Трофимов поднял глаза. Постукивание прекратилось.
— Тарас Лукич. Что значит «не уездный»?
Гордеев на этот вопрос не ответил сразу. Он смотрел в окно — двойную раму, заиндевевшую с наружной стороны, через которую был виден дворик «Якоря»: конюх Тихомирова, мужик лет сорока, возился с лошадью у саней — ослабла подпруга, конюх её перетягивал. Обычная картина. Трофимов в этой картине не видел ничего; Гордеев, для самого себя, без слов, видел: что Стрешнев — это уже не «купеческий сын с амбициями», как он про него говорил год назад на купеческом обеде у Голикова. Это другая порода. Эта порода в Бережанске начала превращать пространство — медленно, бумагой, через секретаря Сычёва, через освещение, через воскресную школу, через отказ от мельниковских откатов, через то, как с ним заключал договоры Хомутов, и через то, как сейчас в управе пишут акты так, что их нельзя прочесть с двух сторон.
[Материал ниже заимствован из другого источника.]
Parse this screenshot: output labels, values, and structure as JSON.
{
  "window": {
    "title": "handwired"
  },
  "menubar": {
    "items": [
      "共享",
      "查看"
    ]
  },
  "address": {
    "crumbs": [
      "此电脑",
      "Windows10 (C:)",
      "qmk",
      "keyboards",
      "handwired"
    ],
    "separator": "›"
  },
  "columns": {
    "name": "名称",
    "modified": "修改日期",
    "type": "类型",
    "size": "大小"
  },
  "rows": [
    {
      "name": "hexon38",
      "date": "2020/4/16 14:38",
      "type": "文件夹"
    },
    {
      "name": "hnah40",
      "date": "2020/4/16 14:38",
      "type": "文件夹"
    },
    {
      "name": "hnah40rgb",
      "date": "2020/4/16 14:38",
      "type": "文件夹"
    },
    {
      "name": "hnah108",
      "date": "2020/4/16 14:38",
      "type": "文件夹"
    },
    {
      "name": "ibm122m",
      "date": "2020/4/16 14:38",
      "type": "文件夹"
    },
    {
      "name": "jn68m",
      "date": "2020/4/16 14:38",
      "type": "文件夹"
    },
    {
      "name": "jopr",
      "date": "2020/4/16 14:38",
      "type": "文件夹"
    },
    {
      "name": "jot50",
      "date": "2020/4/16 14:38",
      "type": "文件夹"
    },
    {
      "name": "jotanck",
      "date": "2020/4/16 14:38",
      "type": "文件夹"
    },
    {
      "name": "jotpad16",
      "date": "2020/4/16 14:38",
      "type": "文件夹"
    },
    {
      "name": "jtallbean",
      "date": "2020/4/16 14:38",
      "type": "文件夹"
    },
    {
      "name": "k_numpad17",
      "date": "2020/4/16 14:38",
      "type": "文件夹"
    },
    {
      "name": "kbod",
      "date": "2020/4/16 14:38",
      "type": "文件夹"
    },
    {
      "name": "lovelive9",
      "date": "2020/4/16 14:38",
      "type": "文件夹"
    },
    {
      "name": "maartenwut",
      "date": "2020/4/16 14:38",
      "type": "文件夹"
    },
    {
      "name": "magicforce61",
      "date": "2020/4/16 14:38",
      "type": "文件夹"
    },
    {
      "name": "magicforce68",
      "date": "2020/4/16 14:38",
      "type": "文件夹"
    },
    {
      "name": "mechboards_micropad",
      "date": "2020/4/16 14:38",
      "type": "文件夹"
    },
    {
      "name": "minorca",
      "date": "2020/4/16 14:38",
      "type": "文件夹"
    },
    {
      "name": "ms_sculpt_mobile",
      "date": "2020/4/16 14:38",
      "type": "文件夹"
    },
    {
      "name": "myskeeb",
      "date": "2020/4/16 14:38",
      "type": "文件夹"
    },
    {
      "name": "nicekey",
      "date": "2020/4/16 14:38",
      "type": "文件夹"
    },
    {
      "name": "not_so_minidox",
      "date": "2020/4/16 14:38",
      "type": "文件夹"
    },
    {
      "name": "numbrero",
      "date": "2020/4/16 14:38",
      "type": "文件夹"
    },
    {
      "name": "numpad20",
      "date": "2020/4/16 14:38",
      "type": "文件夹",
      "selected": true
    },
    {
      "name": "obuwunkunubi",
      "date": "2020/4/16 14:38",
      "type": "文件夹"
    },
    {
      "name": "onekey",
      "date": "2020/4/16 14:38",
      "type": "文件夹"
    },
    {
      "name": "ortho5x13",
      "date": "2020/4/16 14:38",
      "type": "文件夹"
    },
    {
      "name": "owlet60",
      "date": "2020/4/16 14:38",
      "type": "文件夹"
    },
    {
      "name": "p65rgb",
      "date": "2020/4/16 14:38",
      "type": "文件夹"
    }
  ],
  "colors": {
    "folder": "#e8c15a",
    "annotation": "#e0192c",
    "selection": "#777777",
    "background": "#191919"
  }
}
Этого Тарас Лукич Семёну Игнатьичу не сказал.
— Не уездный — значит, я не знаю. Запомните, Семён Игнатьич: когда я говорю «не знаю», это не слабость. Это точное слово. У меня в жизни было два-три случая, когда я с человеком не понимал его меры. Они все плохо для меня заканчивались.
Трофимов промолчал.
— Хорошо, — продолжил Гордеев, не глядя на него. — Слух пускай идёт. Если Стрешнев опровергнет за три дня — мы перейдём ко второй ракете. У нас на февраль две заготовлены. Если вторая тоже не сработает — будем считать, что местная линия исчерпана, и работа дальше — только петербургская. Подпись четвёртого подписанта — у нас уже есть?
— Четвёртого пока нет. Нашёл одного — мещанина с Заречной, Ефима Зайцева, который был оштрафован Стрешневым в декабре за вывоз нечистот с задержкой. Зайцев согласен подписать, но требует пятьдесят рублей наличными вперёд. У нас в кассе сейчас тесно — лесопилка должна за поставку весной, а оплата по дровам ушла.